Clemens Starck was born in Rochester, New York, in 1937. After dropping out of Princeton, he continued his education on the road, riding freight trains and working at a variety of jobs around the country. He has been a ranch hand in eastern Oregon, a newspaper reporter on Wall Street, a door-to-door salesman, and a merchant seaman, among other things.

For over twenty years he worked construction up and down the West Coast, as a union carpenter and carpenter foreman on projects of all kinds, from bridge work in San Francisco and Oregon to custom homes in British Columbia.

As a poet, he has received a scholarship from the Breadloaf Writers Conference as well as a grant and year-long residency at the Helene V. Wurlitzer Foundation of New Mexico.

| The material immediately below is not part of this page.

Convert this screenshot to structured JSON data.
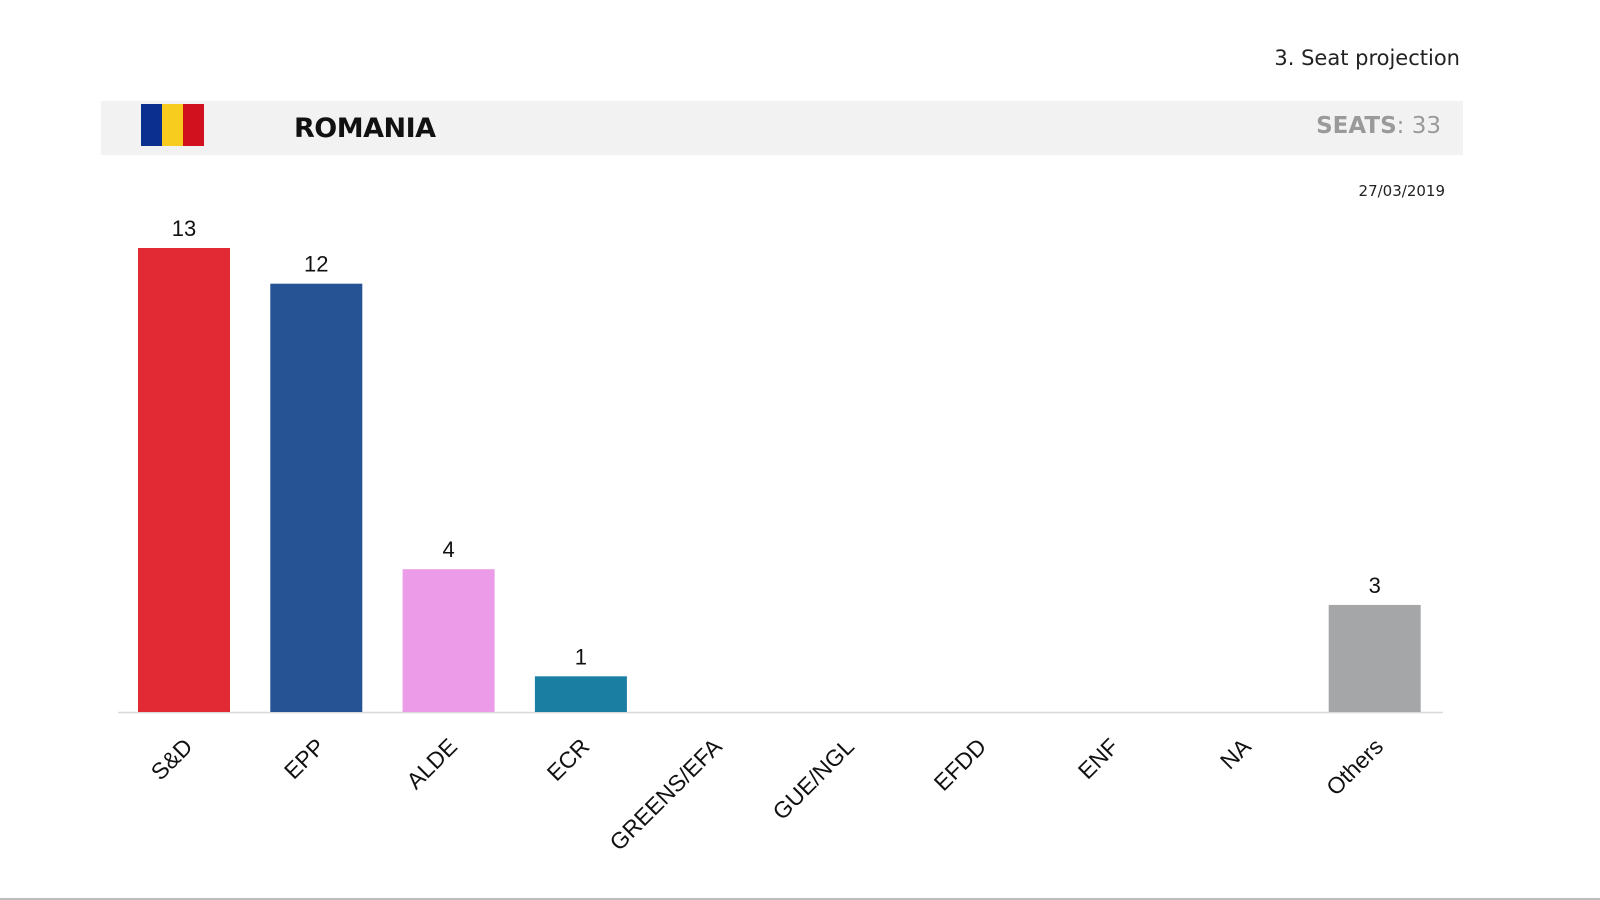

In February 2004 he was visiting poet at the University of California at Santa Cruz.

He has published seven books of poetry, including the award-winning Journeyman’s Wages (Story Line Press, 1995) and the recent collection of all his previous books, Cathedrals & Parking Lots: Collected Poems (Empty Bowl, 2019). His poems have appeared in numerous magazines over the years, and in anthologies ranging from Walter Lowenfels’ Where Is Vietnam? (Doubleday Anchor Books, 1966) to a compilation of work writing, A Richer Harvest: the Literature of Work in the Pacific Northwest (OSU Press, 1999). A number of his poems have been read by Garrison Keillor on National Public Radio and included in Keillor’s anthology, Good Poems for Hard Times (Viking / Penguin, 2005).